Slipping momentarily back into her former life as an educator, Bibbins-Domingo said people “do still go into medicine because they have a desire to help people.”

“That’s the strong motivator. That’s what you’re always inspired by,” she said.

“I mean, I spent most of my life in a medical school, teaching medical students, and the thing that you’re always inspired by is seeing these young people who have these really strong motivations to provide care.

“Now, and this is where I think the phrase ‘moral distress’ really resonates, they’re being forced to reckon with laws that really clash with desire that often motivates people into these careers of service in the first place.

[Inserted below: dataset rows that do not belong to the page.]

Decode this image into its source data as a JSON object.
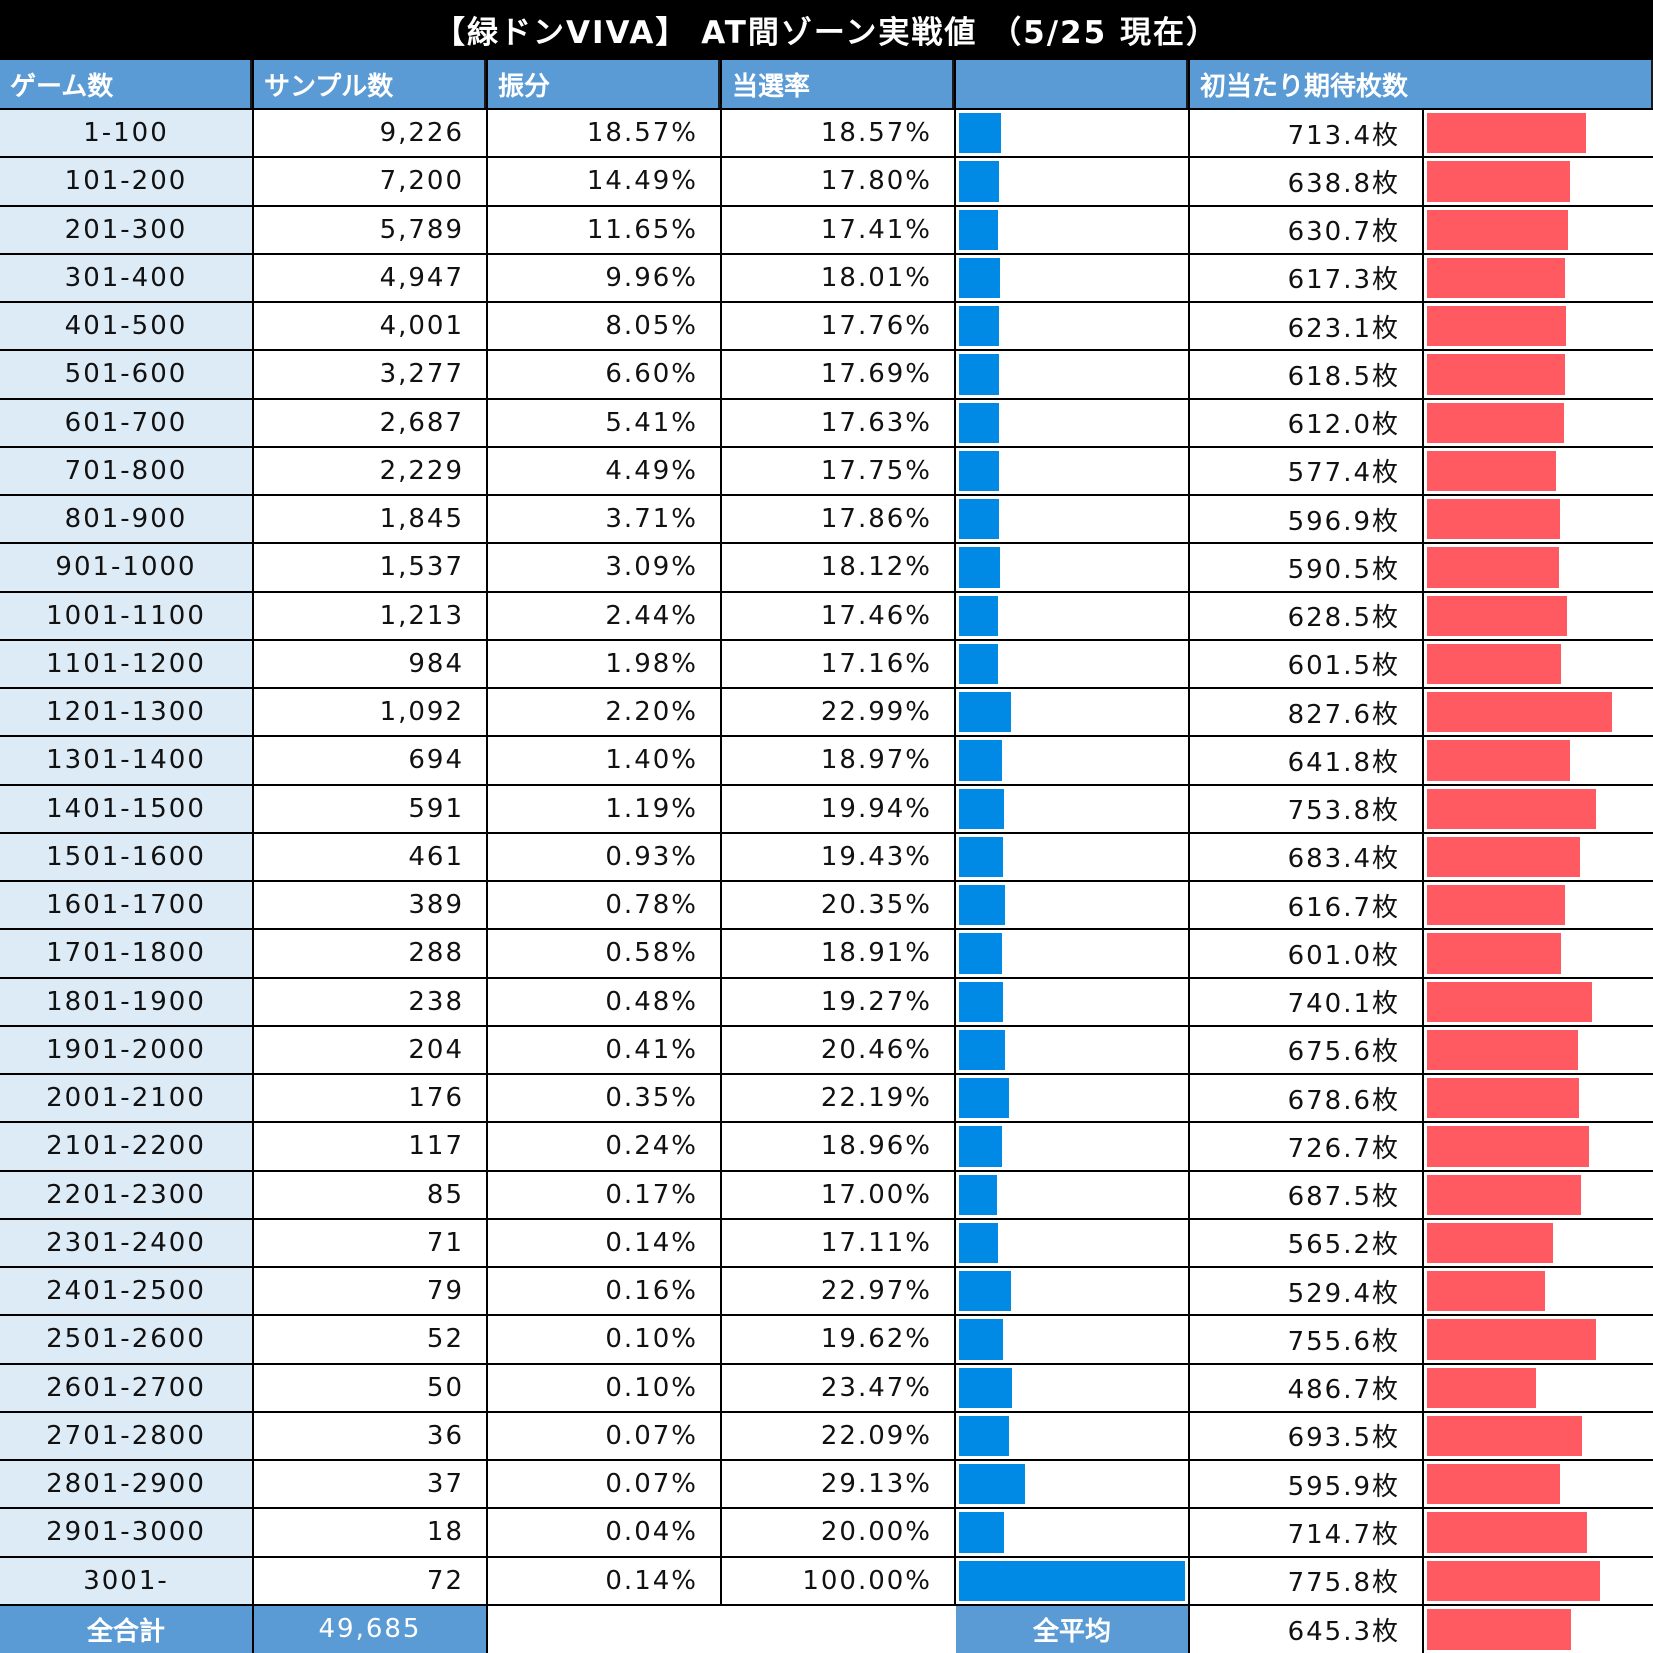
{
  "title": "【緑ドンVIVA】 AT間ゾーン実戦値 （5/25 現在）",
  "headers": [
    "ゲーム数",
    "サンプル数",
    "振分",
    "当選率",
    "",
    "初当たり期待枚数"
  ],
  "footer": {
    "total_label": "全合計",
    "total_value": "49,685",
    "avg_label": "全平均",
    "avg_value": "645.3枚"
  },
  "colors": {
    "header": "#5b9bd5",
    "game_col": "#ddebf7",
    "rate_bar": "#008ae6",
    "payout_bar": "#ff5a61"
  },
  "chart_data": {
    "type": "table",
    "title": "【緑ドンVIVA】 AT間ゾーン実戦値 （5/25 現在）",
    "columns": [
      "ゲーム数",
      "サンプル数",
      "振分",
      "当選率",
      "初当たり期待枚数"
    ],
    "rows": [
      {
        "game": "1-100",
        "samples": "9,226",
        "dist": "18.57%",
        "rate": "18.57%",
        "rate_value": 18.57,
        "payout": "713.4枚",
        "payout_value": 713.4
      },
      {
        "game": "101-200",
        "samples": "7,200",
        "dist": "14.49%",
        "rate": "17.80%",
        "rate_value": 17.8,
        "payout": "638.8枚",
        "payout_value": 638.8
      },
      {
        "game": "201-300",
        "samples": "5,789",
        "dist": "11.65%",
        "rate": "17.41%",
        "rate_value": 17.41,
        "payout": "630.7枚",
        "payout_value": 630.7
      },
      {
        "game": "301-400",
        "samples": "4,947",
        "dist": "9.96%",
        "rate": "18.01%",
        "rate_value": 18.01,
        "payout": "617.3枚",
        "payout_value": 617.3
      },
      {
        "game": "401-500",
        "samples": "4,001",
        "dist": "8.05%",
        "rate": "17.76%",
        "rate_value": 17.76,
        "payout": "623.1枚",
        "payout_value": 623.1
      },
      {
        "game": "501-600",
        "samples": "3,277",
        "dist": "6.60%",
        "rate": "17.69%",
        "rate_value": 17.69,
        "payout": "618.5枚",
        "payout_value": 618.5
      },
      {
        "game": "601-700",
        "samples": "2,687",
        "dist": "5.41%",
        "rate": "17.63%",
        "rate_value": 17.63,
        "payout": "612.0枚",
        "payout_value": 612.0
      },
      {
        "game": "701-800",
        "samples": "2,229",
        "dist": "4.49%",
        "rate": "17.75%",
        "rate_value": 17.75,
        "payout": "577.4枚",
        "payout_value": 577.4
      },
      {
        "game": "801-900",
        "samples": "1,845",
        "dist": "3.71%",
        "rate": "17.86%",
        "rate_value": 17.86,
        "payout": "596.9枚",
        "payout_value": 596.9
      },
      {
        "game": "901-1000",
        "samples": "1,537",
        "dist": "3.09%",
        "rate": "18.12%",
        "rate_value": 18.12,
        "payout": "590.5枚",
        "payout_value": 590.5
      },
      {
        "game": "1001-1100",
        "samples": "1,213",
        "dist": "2.44%",
        "rate": "17.46%",
        "rate_value": 17.46,
        "payout": "628.5枚",
        "payout_value": 628.5
      },
      {
        "game": "1101-1200",
        "samples": "984",
        "dist": "1.98%",
        "rate": "17.16%",
        "rate_value": 17.16,
        "payout": "601.5枚",
        "payout_value": 601.5
      },
      {
        "game": "1201-1300",
        "samples": "1,092",
        "dist": "2.20%",
        "rate": "22.99%",
        "rate_value": 22.99,
        "payout": "827.6枚",
        "payout_value": 827.6
      },
      {
        "game": "1301-1400",
        "samples": "694",
        "dist": "1.40%",
        "rate": "18.97%",
        "rate_value": 18.97,
        "payout": "641.8枚",
        "payout_value": 641.8
      },
      {
        "game": "1401-1500",
        "samples": "591",
        "dist": "1.19%",
        "rate": "19.94%",
        "rate_value": 19.94,
        "payout": "753.8枚",
        "payout_value": 753.8
      },
      {
        "game": "1501-1600",
        "samples": "461",
        "dist": "0.93%",
        "rate": "19.43%",
        "rate_value": 19.43,
        "payout": "683.4枚",
        "payout_value": 683.4
      },
      {
        "game": "1601-1700",
        "samples": "389",
        "dist": "0.78%",
        "rate": "20.35%",
        "rate_value": 20.35,
        "payout": "616.7枚",
        "payout_value": 616.7
      },
      {
        "game": "1701-1800",
        "samples": "288",
        "dist": "0.58%",
        "rate": "18.91%",
        "rate_value": 18.91,
        "payout": "601.0枚",
        "payout_value": 601.0
      },
      {
        "game": "1801-1900",
        "samples": "238",
        "dist": "0.48%",
        "rate": "19.27%",
        "rate_value": 19.27,
        "payout": "740.1枚",
        "payout_value": 740.1
      },
      {
        "game": "1901-2000",
        "samples": "204",
        "dist": "0.41%",
        "rate": "20.46%",
        "rate_value": 20.46,
        "payout": "675.6枚",
        "payout_value": 675.6
      },
      {
        "game": "2001-2100",
        "samples": "176",
        "dist": "0.35%",
        "rate": "22.19%",
        "rate_value": 22.19,
        "payout": "678.6枚",
        "payout_value": 678.6
      },
      {
        "game": "2101-2200",
        "samples": "117",
        "dist": "0.24%",
        "rate": "18.96%",
        "rate_value": 18.96,
        "payout": "726.7枚",
        "payout_value": 726.7
      },
      {
        "game": "2201-2300",
        "samples": "85",
        "dist": "0.17%",
        "rate": "17.00%",
        "rate_value": 17.0,
        "payout": "687.5枚",
        "payout_value": 687.5
      },
      {
        "game": "2301-2400",
        "samples": "71",
        "dist": "0.14%",
        "rate": "17.11%",
        "rate_value": 17.11,
        "payout": "565.2枚",
        "payout_value": 565.2
      },
      {
        "game": "2401-2500",
        "samples": "79",
        "dist": "0.16%",
        "rate": "22.97%",
        "rate_value": 22.97,
        "payout": "529.4枚",
        "payout_value": 529.4
      },
      {
        "game": "2501-2600",
        "samples": "52",
        "dist": "0.10%",
        "rate": "19.62%",
        "rate_value": 19.62,
        "payout": "755.6枚",
        "payout_value": 755.6
      },
      {
        "game": "2601-2700",
        "samples": "50",
        "dist": "0.10%",
        "rate": "23.47%",
        "rate_value": 23.47,
        "payout": "486.7枚",
        "payout_value": 486.7
      },
      {
        "game": "2701-2800",
        "samples": "36",
        "dist": "0.07%",
        "rate": "22.09%",
        "rate_value": 22.09,
        "payout": "693.5枚",
        "payout_value": 693.5
      },
      {
        "game": "2801-2900",
        "samples": "37",
        "dist": "0.07%",
        "rate": "29.13%",
        "rate_value": 29.13,
        "payout": "595.9枚",
        "payout_value": 595.9
      },
      {
        "game": "2901-3000",
        "samples": "18",
        "dist": "0.04%",
        "rate": "20.00%",
        "rate_value": 20.0,
        "payout": "714.7枚",
        "payout_value": 714.7
      },
      {
        "game": "3001-",
        "samples": "72",
        "dist": "0.14%",
        "rate": "100.00%",
        "rate_value": 100.0,
        "payout": "775.8枚",
        "payout_value": 775.8
      }
    ],
    "average_payout_value": 645.3
  }
}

“Imagine what it’s like to be a young person in this field and being forced to come to an understanding of what it means to live in an environment where additional government restrictions might not allow you to practice medicine in the way that you want or in the way that you were trained?”

Espousing Perseverance 

The magic eight ball question is whether things are likely to get a whole lot worse for clinicians before they get better.

“I think the environment we are experiencing right now, with the degree of uncertainty, especially in regard to the changing legislation within states, is particularly challenging and disruptive,” Bibbins-Domingo said.

“That said, as clinicians, I think that our job is always to figure out how to provide the best care for patients,” she said. “That’s why I think that getting information out there like we do in this themed issue is important. Hopefully, it will help clinicians and patients and the general public to continue to think of ways to allow evidence-based care to continue to happen.

“At the end of the day, it’s the job of clinicians to figure out how to provide the best evidence-based care for their patients that they can,” Bibbins-Domingo added.